Upon completion of the Story Mode, players are assigned a number of points determined by their performance, with a maximum of one hundred. Using those points, the player is given the option of creating a racer with customized color and performance. The point value is distributed among five parameters: Max Speed, Acceleration, Grip, Drift, and A.G.S., which determines how fast the racer's ability gauge charges. A maximum of twenty points can be assigned to each of the five racing parameters. Customized racers can be used in all of the game's modes except for the Story Mode, and only the main characters and Bahamut are open to customization.

== Development ==
The first demonstration of Chocobo Racing was at the Fall Tokyo Game Show '98; it was then unclear if there would be a North American release. IGN staff noted its striking similarities to Mario Kart. In the release of Chocobo's Dungeon 2, a bonus CD included a video clip of the game. Originally slated to be released in late September/October, the release date was moved to August 1999 because "it was done early, and is now ready to go". Square worked with toy company Choro Qi to produce toy cars for the release of the game.

=== Music ===

Chocobo Racing Original Soundtrack is a soundtrack album produced by Square. It was released in Japan on March 25, 1999 by DigiCube, and sold roughly 35,000 units. Almost all of the tracks are arrangements of music Nobuo Uematsu composed for Final Fantasy games, arranged by Kenji Ito. The only exception is the song played during the final song, "Treasure Chest In The Heart", which is a vocal track orchestrated by Shirō Hamaguchi and performed by Hiromi Ohta in Japanese and Vicki Bell in English.

== Reception ==

The game received mixed reviews according to the review aggregation website GameRankings.

Douglass C. Perry of IGN said the game was an attempt by Square to "cash in" on the popular kart racer genre created by Nintendo's successful Mario Kart. Other reviewers agreed, calling it "a tired rehash" due to its colorful but unpolished graphics, crude track designs, and poor controls. Daniel Erickson of NextGen called it "kart-racing fare" that is standard but lacks the deathmatch-type courses that made Mario Kart popular. In Japan, however, Famitsu gave it a score of 30 out of 40.
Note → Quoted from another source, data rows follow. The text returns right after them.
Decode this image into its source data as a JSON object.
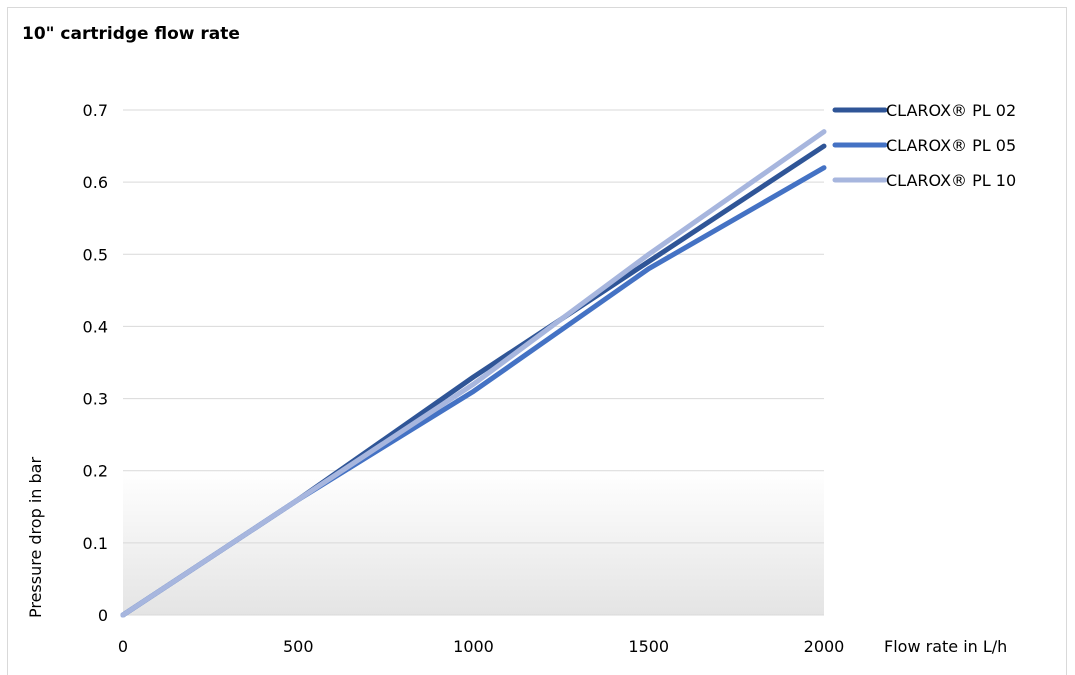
{
  "chart_data": {
    "type": "line",
    "title": "10\" cartridge flow rate",
    "xlabel": "Flow rate in L/h",
    "ylabel": "Pressure drop in bar",
    "x": [
      0,
      500,
      1000,
      1500,
      2000
    ],
    "xticks": [
      "0",
      "500",
      "1000",
      "1500",
      "2000"
    ],
    "yticks": [
      "0",
      "0.1",
      "0.2",
      "0.3",
      "0.4",
      "0.5",
      "0.6",
      "0.7"
    ],
    "xlim": [
      0,
      2000
    ],
    "ylim": [
      0,
      0.7
    ],
    "grid": true,
    "legend_position": "right",
    "shaded_band": [
      0,
      0.2
    ],
    "series": [
      {
        "name": "CLAROX® PL 02",
        "color": "#2f5597",
        "values": [
          0,
          0.16,
          0.33,
          0.49,
          0.65
        ]
      },
      {
        "name": "CLAROX® PL 05",
        "color": "#4472c4",
        "values": [
          0,
          0.16,
          0.31,
          0.48,
          0.62
        ]
      },
      {
        "name": "CLAROX® PL 10",
        "color": "#a7b6de",
        "values": [
          0,
          0.16,
          0.32,
          0.5,
          0.67
        ]
      }
    ]
  }
}
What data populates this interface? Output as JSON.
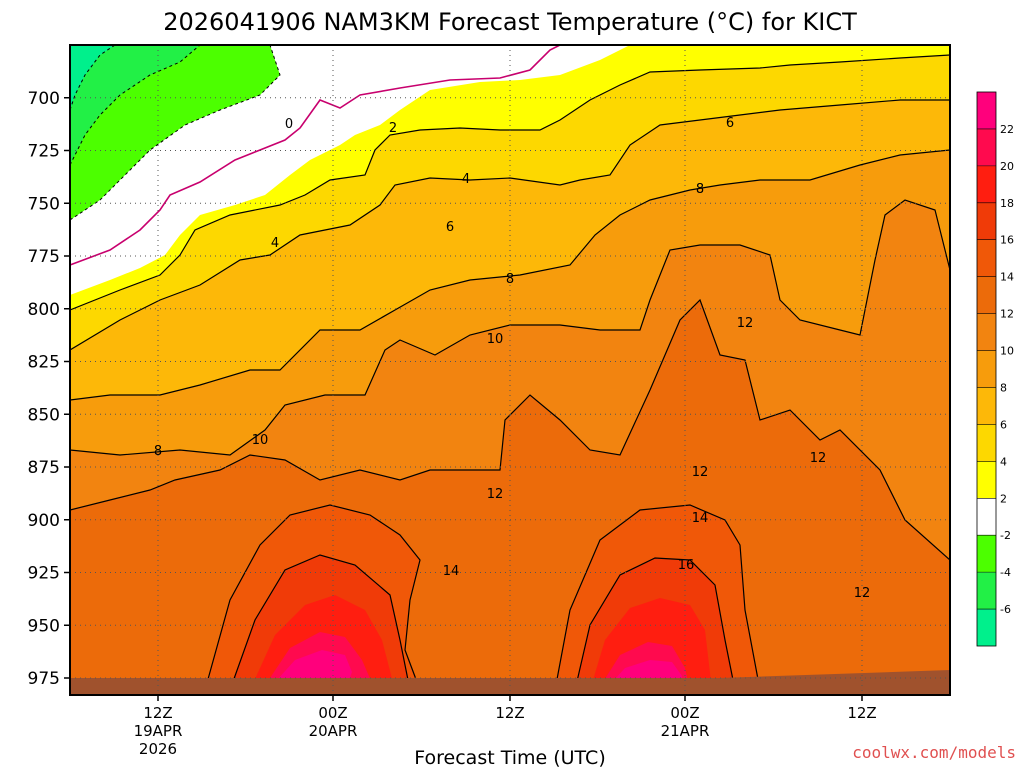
{
  "chart_data": {
    "type": "heatmap",
    "title": "2026041906 NAM3KM Forecast Temperature (°C) for KICT",
    "xlabel": "Forecast Time (UTC)",
    "ylabel": "",
    "y_scale": "pressure (inverted)",
    "y_ticks": [
      700,
      725,
      750,
      775,
      800,
      825,
      850,
      875,
      900,
      925,
      950,
      975
    ],
    "ylim": [
      975,
      675
    ],
    "x_ticks": [
      {
        "label": "12Z",
        "sub1": "19APR",
        "sub2": "2026"
      },
      {
        "label": "00Z",
        "sub1": "20APR",
        "sub2": ""
      },
      {
        "label": "12Z",
        "sub1": "",
        "sub2": ""
      },
      {
        "label": "00Z",
        "sub1": "21APR",
        "sub2": ""
      },
      {
        "label": "12Z",
        "sub1": "",
        "sub2": ""
      }
    ],
    "grid": true,
    "contour_interval": 2,
    "colorbar": {
      "labels": [
        "22",
        "20",
        "18",
        "16",
        "14",
        "12",
        "10",
        "8",
        "6",
        "4",
        "2",
        "-2",
        "-4",
        "-6"
      ],
      "bands": [
        {
          "from": 22,
          "to": 24,
          "color": "#ff007c"
        },
        {
          "from": 20,
          "to": 22,
          "color": "#ff0a4e"
        },
        {
          "from": 18,
          "to": 20,
          "color": "#ff1e10"
        },
        {
          "from": 16,
          "to": 18,
          "color": "#f03b08"
        },
        {
          "from": 14,
          "to": 16,
          "color": "#f05808"
        },
        {
          "from": 12,
          "to": 14,
          "color": "#ec6b0a"
        },
        {
          "from": 10,
          "to": 12,
          "color": "#f28410"
        },
        {
          "from": 8,
          "to": 10,
          "color": "#f79c0c"
        },
        {
          "from": 6,
          "to": 8,
          "color": "#fdb808"
        },
        {
          "from": 4,
          "to": 6,
          "color": "#fdd800"
        },
        {
          "from": 2,
          "to": 4,
          "color": "#ffff00"
        },
        {
          "from": -2,
          "to": 2,
          "color": "#ffffff"
        },
        {
          "from": -4,
          "to": -2,
          "color": "#4cff00"
        },
        {
          "from": -6,
          "to": -4,
          "color": "#22f046"
        },
        {
          "from": -8,
          "to": -6,
          "color": "#00f08c"
        }
      ]
    },
    "contour_labels": [
      "0",
      "2",
      "4",
      "6",
      "8",
      "10",
      "12",
      "14",
      "16"
    ],
    "ground_color": "#a0522d"
  },
  "credit": "coolwx.com/models"
}
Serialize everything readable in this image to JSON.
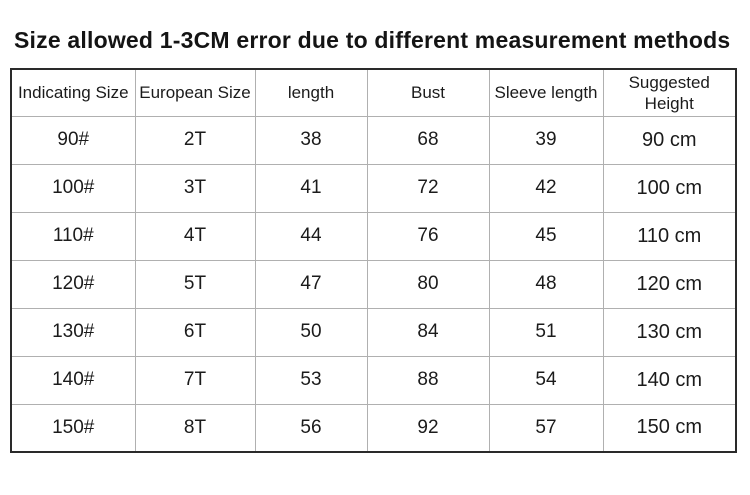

1Up.coms Final Fantasy Retro Roundup stated that it was a "decent game" ruined by the necessity of steering with a D-pad, and was rated "Not Worth It". Many similarities were noted with Mario Kart such as similar course themes and the need to "power slide". It was also called too easy, with story mode lasting only two hours and there being limited replay value except for the unlocking of secret characters and courses. Other critiques included a lack of a battle mode and limited customization. The music was thought to be average, though the last song of the story mode was "strikingly beautiful".

In Japan, the game sold 300,000 units.

Aggregate score
| Aggregator | Score |
|---|---|
| GameRankings | 62% |

Review scores
| Publication | Score |
|---|---|
| AllGame | 2/5 |
| CNET Gamecenter | 6 of 10 |
| Electronic Gaming Monthly | 6 of 10 |
| Famitsu | 30 of 40 |
| Game Informer | 6.25 of 10 |
| GameFan | (G.N.) 87% 70% |
| GamePro | 3/5 |
| GameRevolution | C+ |
| GameSpot | 4.4 of 10 |
| IGN | 5.6 of 10 |
| Next Generation | 2/5 |
| Official U.S. PlayStation Magazine | 3/5 |

== Sequels ==
In 2010, a new Chocobo Racing title, tentatively titled Codename: Chocobo Racing 3D, was announced for the Nintendo 3DS handheld system. However, in October 2013, Takashi Tokita, director of the original Chocobo Racing, confirmed that the project had been cancelled, noting that had he been part of its development process, he "would have made sure that it came out".

A new Chocobo Racing sequel, Chocobo GP, was released for the Nintendo Switch as an exclusive title on March 10, 2022.